“David Lazar is both a charmer and a challenger. His supple, cultivated mind is constantly moving, full of surprises; his puckish wit and exacting standards raise the bar for all contemporary literary nonfiction. This is an exciting collection, drawing strength from both the grand essay tradition and the cutting edge, and it is highly recommended.”—Phillip Lopate, editor of The Art of the Personal Essay
“David Lazar is a master of shimmering threshold moments, where acts of assertion and discovery face off (or is it hold hands?). Offering startling intimacies, gentle beckonings, and the severities of hard-won truths, Lazar is fearless about this core belief: investigations of form and self are one and the same adventure.”—Lia Purpura, author of Rough Likeness: Essays
“The spirits of past masters (Montaigne and Charles Lamb among them) animate and infuse the enthralling essays of David Lazar, a succinct virtuoso, whose gift is rueful, charm-filled introspection. His recollections and avowals unfurl with stellar melodiousness, and with a skilled comic’s perfect timing.”—Wayne Koestenbaum, author of Humiliation
In his new collection of essays, Occasional Desire, David Lazar meditates on random violence and vanished phone booths, on the excessive relationship to jewelry that links Kobe Bryant and Elizabeth Taylor, on Hitchcock, Francis Bacon, and M. F. K. Fisher. He explores, in his concentrically self-aware, amused, and ironic voice, what it means to be occasionally aware that we are surviving by our wits, and that our desires, ulterior or obvious, are what keep us alive. Lazar also turns his attention on the essay itself, affording us a three-dimensional look at the craft and the art of reading and writing a literary form that maps the world as it charts the peregrinations of the mind.

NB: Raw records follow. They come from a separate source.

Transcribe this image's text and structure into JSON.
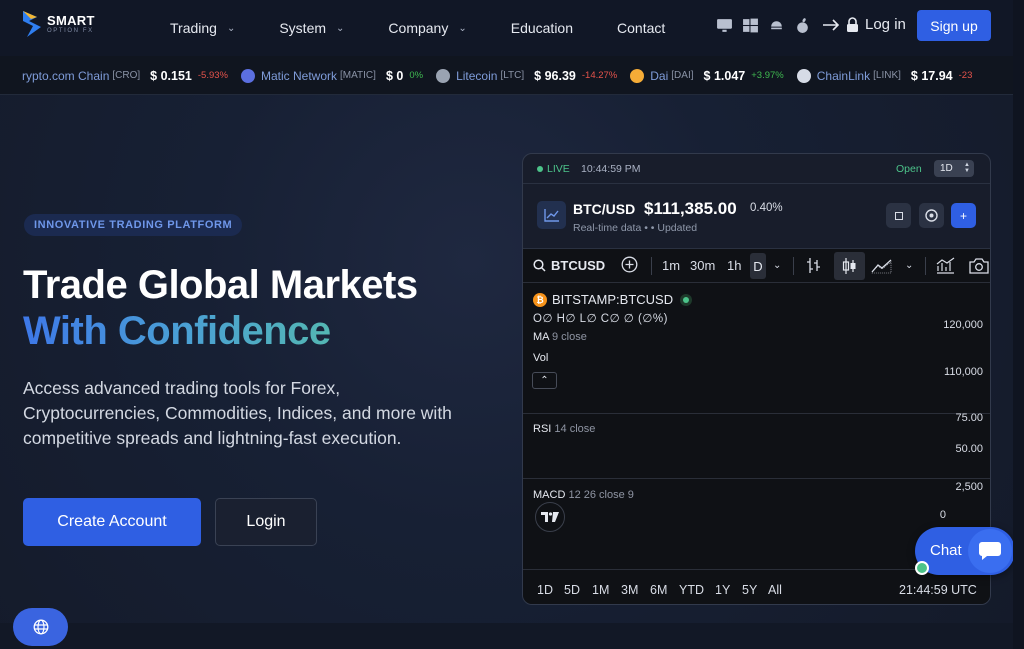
{
  "brand": {
    "name_line1": "SMART",
    "name_line2": "OPTION FX"
  },
  "nav": {
    "items": [
      {
        "label": "Trading",
        "dropdown": true
      },
      {
        "label": "System",
        "dropdown": true
      },
      {
        "label": "Company",
        "dropdown": true
      },
      {
        "label": "Education",
        "dropdown": false
      },
      {
        "label": "Contact",
        "dropdown": false
      }
    ],
    "platform_icons": [
      "desktop-icon",
      "windows-icon",
      "android-icon",
      "apple-icon"
    ],
    "login_label": "Log in",
    "signup_label": "Sign up"
  },
  "ticker": [
    {
      "name": "rypto.com Chain",
      "symbol": "[CRO]",
      "price": "$ 0.151",
      "change": "-5.93%",
      "direction": "down",
      "icon": "cronos-icon",
      "icon_color": "#1f3a7a"
    },
    {
      "name": "Matic Network",
      "symbol": "[MATIC]",
      "price": "$ 0",
      "change": "0%",
      "direction": "up",
      "icon": "matic-icon",
      "icon_color": "#5b6fe0"
    },
    {
      "name": "Litecoin",
      "symbol": "[LTC]",
      "price": "$ 96.39",
      "change": "-14.27%",
      "direction": "down",
      "icon": "litecoin-icon",
      "icon_color": "#9aa3b2"
    },
    {
      "name": "Dai",
      "symbol": "[DAI]",
      "price": "$ 1.047",
      "change": "+3.97%",
      "direction": "up",
      "icon": "dai-icon",
      "icon_color": "#f5ac37"
    },
    {
      "name": "ChainLink",
      "symbol": "[LINK]",
      "price": "$ 17.94",
      "change": "-23",
      "direction": "down",
      "icon": "chainlink-icon",
      "icon_color": "#d6dbe6"
    }
  ],
  "hero": {
    "badge": "INNOVATIVE TRADING PLATFORM",
    "title_line1": "Trade Global Markets",
    "title_line2": "With Confidence",
    "subtitle": "Access advanced trading tools for Forex, Cryptocurrencies, Commodities, Indices, and more with competitive spreads and lightning-fast execution.",
    "primary_cta": "Create Account",
    "secondary_cta": "Login"
  },
  "widget": {
    "live_label": "LIVE",
    "time": "10:44:59 PM",
    "status": "Open",
    "timeframe": "1D",
    "pair": "BTC/USD",
    "price": "$111,385.00",
    "change_pct": "0.40%",
    "meta": "Real-time data •  • Updated",
    "chart": {
      "symbol_search": "BTCUSD",
      "intervals": [
        "1m",
        "30m",
        "1h",
        "D"
      ],
      "legend_symbol": "BITSTAMP:BTCUSD",
      "ohlc": "O∅ H∅ L∅ C∅ ∅ (∅%)",
      "ma_name": "MA",
      "ma_params": "9 close",
      "vol_label": "Vol",
      "price_axis": [
        "120,000",
        "110,000"
      ],
      "rsi_name": "RSI",
      "rsi_params": "14 close",
      "rsi_axis": [
        "75.00",
        "50.00"
      ],
      "macd_name": "MACD",
      "macd_params": "12 26 close 9",
      "macd_axis": [
        "2,500",
        "0"
      ],
      "ranges": [
        "1D",
        "5D",
        "1M",
        "3M",
        "6M",
        "YTD",
        "1Y",
        "5Y",
        "All"
      ],
      "utc_time": "21:44:59 UTC"
    }
  },
  "chat": {
    "label": "Chat"
  },
  "colors": {
    "accent": "#2f5fe3",
    "positive": "#3fb950",
    "negative": "#e5534b",
    "live": "#4cc38a"
  }
}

Lazar is especially interested in the trappings of memory, the trapdoors of memory, the way we gild or codify, select, soften, and self-delude ourselves based on our understanding of the past. His own process of selection and reflection reminds us of how far this literary form can take us, bound only by the limits of desire and imagination.
From Kirkus Reviews:
Essayist Lazar (Creative Writing and English/Columbia Coll. Chicago; The Body of Brooklyn, 2003, etc.) returns with a collection of ruminations ranging from the quotidian to the querulous, from the evanescent to the enduring.
The essays are full of odd information—e.g., James Agee and Robert Lowell died in taxis; M.F.K. Fisher had “immense eyes.” Lazar also leaps easily from popular to high culture. Yoda appears here, as do Elizabeth Taylor and Lou Costello, sometimes in the same essay with Philip Larkin, Flannery O’Connor or Francis Bacon. His diction varies widely, as well (often in the same piece).
In one essay, Lazar starts a sentence with, “There is an Epictetian balance…”; he ends another—a moving and troubling piece about death—with this: “Death is a motherfucker.”” Another characteristic of his style: quotations. One essay (on the self-portraits of Bacon) ends with about four pages of them, Bacon’s words at first alternating with those of Beckett, Pascal, Nietzsche, then taking over with five consecutive aphorisms. Lazar’s essays are traditional only in the sense that they use words and that they generally focus on a principal theme—though he is quick to digress when the mood strikes, which is often, and delightfully does so. He can be funny and self-deprecating (his essay about online dating), can craft wonderful sentences of about any length (there is a weirdly endless one in the dating essay), and can drop into his paragraphs epigrams worthy of Emerson. Oddly, when writing about the essay itself, he can be a bit dogmatic, insisting that his definition of the genre is the only worthy one.
Jagged pieces of a mirror that reveal a quirky, informed and immensely curious character.